Ja leute, ich weiß. Habe ja auch gesagt dass der Prozi und die Graka langsamer sind als bei Nvidia Pendants in der Preisklasse...

Ansonsten könnte man auch überlegen zu warten und zu schauen wie sich die neue 940m so schlägt und diese in Kombinationen mit nem i5-5xxx nehmen. Da hat man alles eine Spur effizienter.


----------



## cTheRipper (20. Februar 2015)

*AW: Günstiger Gaming Laptop?!*

Mal zwei Fragen,
bei so einem i5(u) und ner 840M und FullHD:
Was für Frameraten wären bei Diablo 3 zu erwarten?

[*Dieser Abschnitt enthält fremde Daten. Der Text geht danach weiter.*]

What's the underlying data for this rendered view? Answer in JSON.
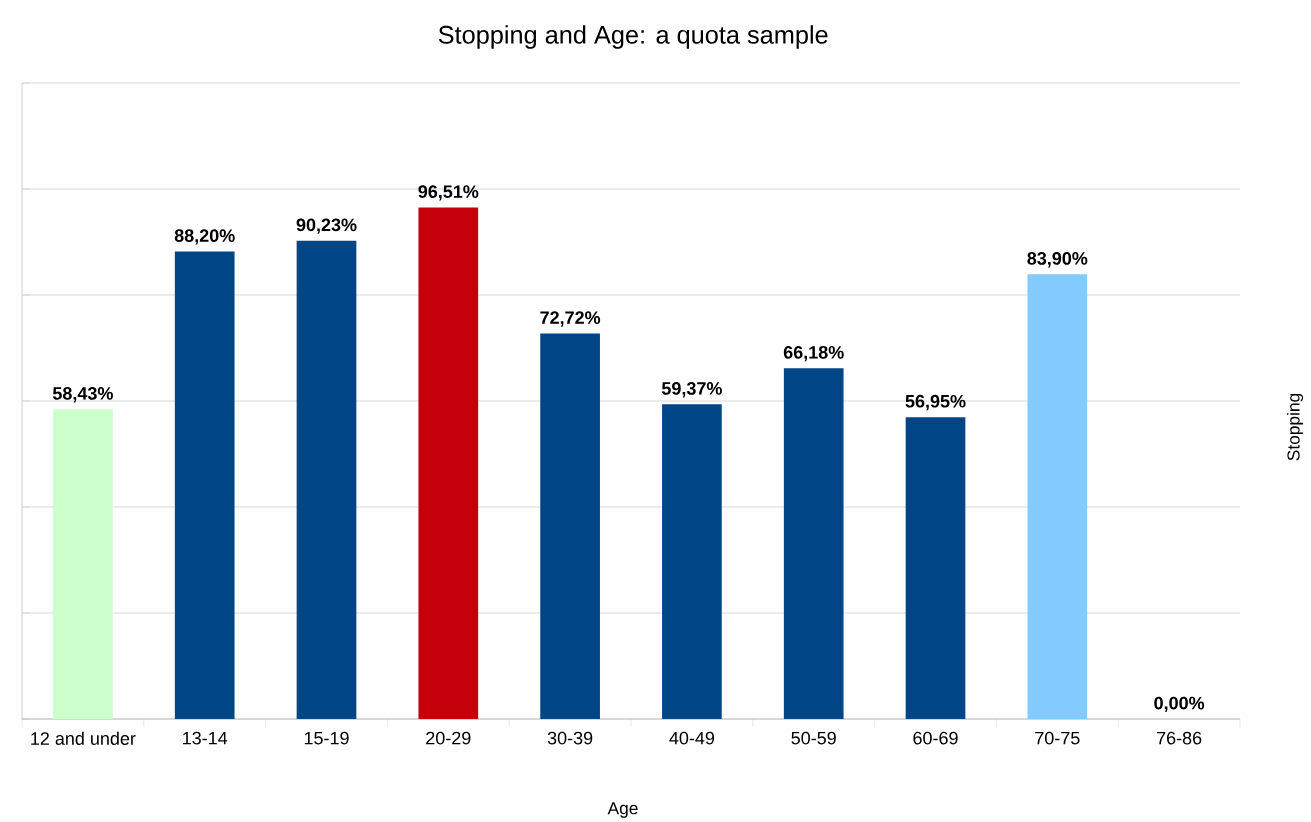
{
  "chart_data": {
    "type": "bar",
    "title": "Stopping and Age: a quota sample",
    "xlabel": "Age",
    "ylabel": "Stopping",
    "categories": [
      "12 and under",
      "13-14",
      "15-19",
      "20-29",
      "30-39",
      "40-49",
      "50-59",
      "60-69",
      "70-75",
      "76-86"
    ],
    "values": [
      58.43,
      88.2,
      90.23,
      96.51,
      72.72,
      59.37,
      66.18,
      56.95,
      83.9,
      0.0
    ],
    "colors": [
      "#ccffcc",
      "#004586",
      "#004586",
      "#c5000b",
      "#004586",
      "#004586",
      "#004586",
      "#004586",
      "#83caff",
      "#004586"
    ],
    "value_labels": [
      "58,43%",
      "88,20%",
      "90,23%",
      "96,51%",
      "72,72%",
      "59,37%",
      "66,18%",
      "56,95%",
      "83,90%",
      "0,00%"
    ],
    "ylim": [
      0,
      120
    ],
    "yticks": [
      {
        "value": 0,
        "label": null
      },
      {
        "value": 20,
        "label": null
      },
      {
        "value": 40,
        "label": null
      },
      {
        "value": 60,
        "label": null
      },
      {
        "value": 80,
        "label": null
      },
      {
        "value": 100,
        "label": null
      },
      {
        "value": 120,
        "label": null
      }
    ],
    "grid": "y",
    "tick_labels": "x"
  }
}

Da ich meinem bisherigen Laptop mit einer SSD betreibe (der Lap ist aber aaaaaalt und kurz vor der Verschrottung), dürfte es  doch kein Problem sein die HDD durch die SSD auszutauschen?!


----------



## alfalfa (20. Februar 2015)

*AW: Günstiger Gaming Laptop?!*

Gibt mehrere Möglichkeiten.
Einige neue Laptops haben eine M.2 Schnittstelle, da kann man eine schöne kleine SSD platzsparend hinzufügen.
Die zweite Möglichkeit ist, die vorhandene Festplatte durch eine SSD komplett zu ersetzen. Das spart etwas Strom, verursacht weniger Wärme, weniger Geräusche und ist ggf minimal leichter und noch stoßresistenter.
Die dritte Möglichkeit besteht darin, ein vorhandenes optisches Laufwerk auszubauen und durch eine passende Festplattenhalterung zu ersetzen. Das optische Laufwerk kann man dann in ein kostengünstiges externes Gehäuse verfrachten, um es optional zu nutzen, wenn man es mal braucht.
Ich habe letzteres gemacht, weil ich auf die 750 GB Festplatte nicht verzichten wollte.
Bei den gesunkenen SSD-Preisen sollte man sich aber vielleicht überlegen, ob Möglichkeit 2 nicht besser ist, falls Möglichkeit 1 nicht möglich ist.


----------